Webinar: How to Scale Your Finance Team for a Successful Exit or IPO

Filing an IPO is a momentous occasion for any business. But while the influx of capital and status are cause for celebration, it’s important to remember that the work has only just started.

For finance teams, in particular, going public requires a tremendous amount of due diligence to ensure compliance, requiring teams to consider sales structure, tax implications, and whether there’s enough personnel in place to make it all happen.

When Steve Vintz joined Maryland-based cyber exposure company Tenable in 2014, he knew that their ultimate goal was an initial public offering. To help achieve this, Vintz set to work reorganizing the company’s sales structure from a perpetual to a subscription model. Next, he helped form an Irish holding company to give access to a new labor market and create more favorable tax consequences for Tenable. Finally, Vintz built out his accounting department to ensure the right people were in place to facilitate the looming IPO.

Recently, FloQast Co-founder and CEO Mike Whitmire moderated a webinar hosted by Insight Venture Partners and featuring Vintz to discuss how financial organizations can effectively scale to meet an IPO’s demands. Here are some of the key takeaways.

The Financial Close Can Be a Weapon

Though earnings reports can seem like a chore for public companies, butTenable uses its earning reports to its advantage. By controlling the narrative, the company is able to set the golden standard for the industry it operates in.

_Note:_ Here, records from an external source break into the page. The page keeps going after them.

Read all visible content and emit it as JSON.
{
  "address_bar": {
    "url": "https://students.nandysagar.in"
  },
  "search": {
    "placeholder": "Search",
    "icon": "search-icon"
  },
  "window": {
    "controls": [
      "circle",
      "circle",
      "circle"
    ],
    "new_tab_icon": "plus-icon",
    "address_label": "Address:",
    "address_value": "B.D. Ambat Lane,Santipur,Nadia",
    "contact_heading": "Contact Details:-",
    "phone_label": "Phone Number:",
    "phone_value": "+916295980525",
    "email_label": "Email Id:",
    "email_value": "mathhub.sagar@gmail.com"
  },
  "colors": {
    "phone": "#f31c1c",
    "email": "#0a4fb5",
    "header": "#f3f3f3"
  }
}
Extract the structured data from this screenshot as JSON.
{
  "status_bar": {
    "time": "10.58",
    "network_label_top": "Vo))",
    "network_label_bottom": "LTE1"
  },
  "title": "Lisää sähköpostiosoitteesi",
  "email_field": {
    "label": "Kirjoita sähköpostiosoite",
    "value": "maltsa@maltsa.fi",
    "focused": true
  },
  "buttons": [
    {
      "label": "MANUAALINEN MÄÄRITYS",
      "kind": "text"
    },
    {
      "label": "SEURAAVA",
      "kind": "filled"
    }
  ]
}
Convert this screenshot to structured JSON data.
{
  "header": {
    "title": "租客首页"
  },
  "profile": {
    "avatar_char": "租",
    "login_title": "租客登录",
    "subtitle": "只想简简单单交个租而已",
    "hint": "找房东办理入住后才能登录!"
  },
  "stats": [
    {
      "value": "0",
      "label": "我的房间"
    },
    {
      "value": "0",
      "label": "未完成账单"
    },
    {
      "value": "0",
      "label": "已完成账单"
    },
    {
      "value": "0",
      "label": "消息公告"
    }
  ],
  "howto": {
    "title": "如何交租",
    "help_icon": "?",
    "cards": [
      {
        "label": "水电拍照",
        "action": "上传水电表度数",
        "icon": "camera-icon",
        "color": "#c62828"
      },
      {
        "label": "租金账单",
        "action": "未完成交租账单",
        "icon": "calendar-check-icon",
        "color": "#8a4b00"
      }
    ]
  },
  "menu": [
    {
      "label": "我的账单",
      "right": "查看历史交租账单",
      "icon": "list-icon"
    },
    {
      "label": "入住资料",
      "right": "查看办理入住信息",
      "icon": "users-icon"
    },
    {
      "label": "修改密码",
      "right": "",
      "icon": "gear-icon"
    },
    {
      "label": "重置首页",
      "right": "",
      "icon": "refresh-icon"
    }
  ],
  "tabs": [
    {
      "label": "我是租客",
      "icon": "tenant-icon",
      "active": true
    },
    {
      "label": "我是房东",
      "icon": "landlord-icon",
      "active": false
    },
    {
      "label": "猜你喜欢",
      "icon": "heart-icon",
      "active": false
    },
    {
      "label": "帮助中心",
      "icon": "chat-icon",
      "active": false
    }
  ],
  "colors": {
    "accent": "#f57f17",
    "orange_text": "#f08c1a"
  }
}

Tenable was one of the first mid-cap software companies to report earnings. That was by design. We wanted to be among the first to announce earnings so we could create the narrative in the market. We do have public competitors and we wanted to be able to control that narrative first.

Speed Kills

The faster companies release their financial statements, the shorter the blackout window is for employees to sell stock. This results in a positive impact on the company culture and offers a boost in overall employee satisfaction.

We wanted the window to be open so employees could potentially trade stock. The [monthly] close is important because the longer it takes you to close, the longer it’ll take you to announce earnings. The more time you’re subject to blackout, the less time you communicate with investors and the shorter amount of time in which employees can trade the stock.

Recruiting audit committee members is a challenge most publicly-traded companies face. Just as a faster financial close has worked in favor of marketing and employee satisfaction, ensuring a quick close helps Tenable has the right committee members in place on a consistent basis.

Whether you’re a public company or private, if you are growing, you are evolving and expanding the board and changing the configuration by adding to the subcommittee, like us. We have an audit committee and when we interview prospective committee members, even an audit committee chair, one of the first questions we get is, ‘How long does it take you to close your books?’ And depending on your answer, there’s a judgment there: The shorter the time it takes you to close, the more favorably it’s viewed. If it’s longer, it’s tougher for board members and audit committee members to digest.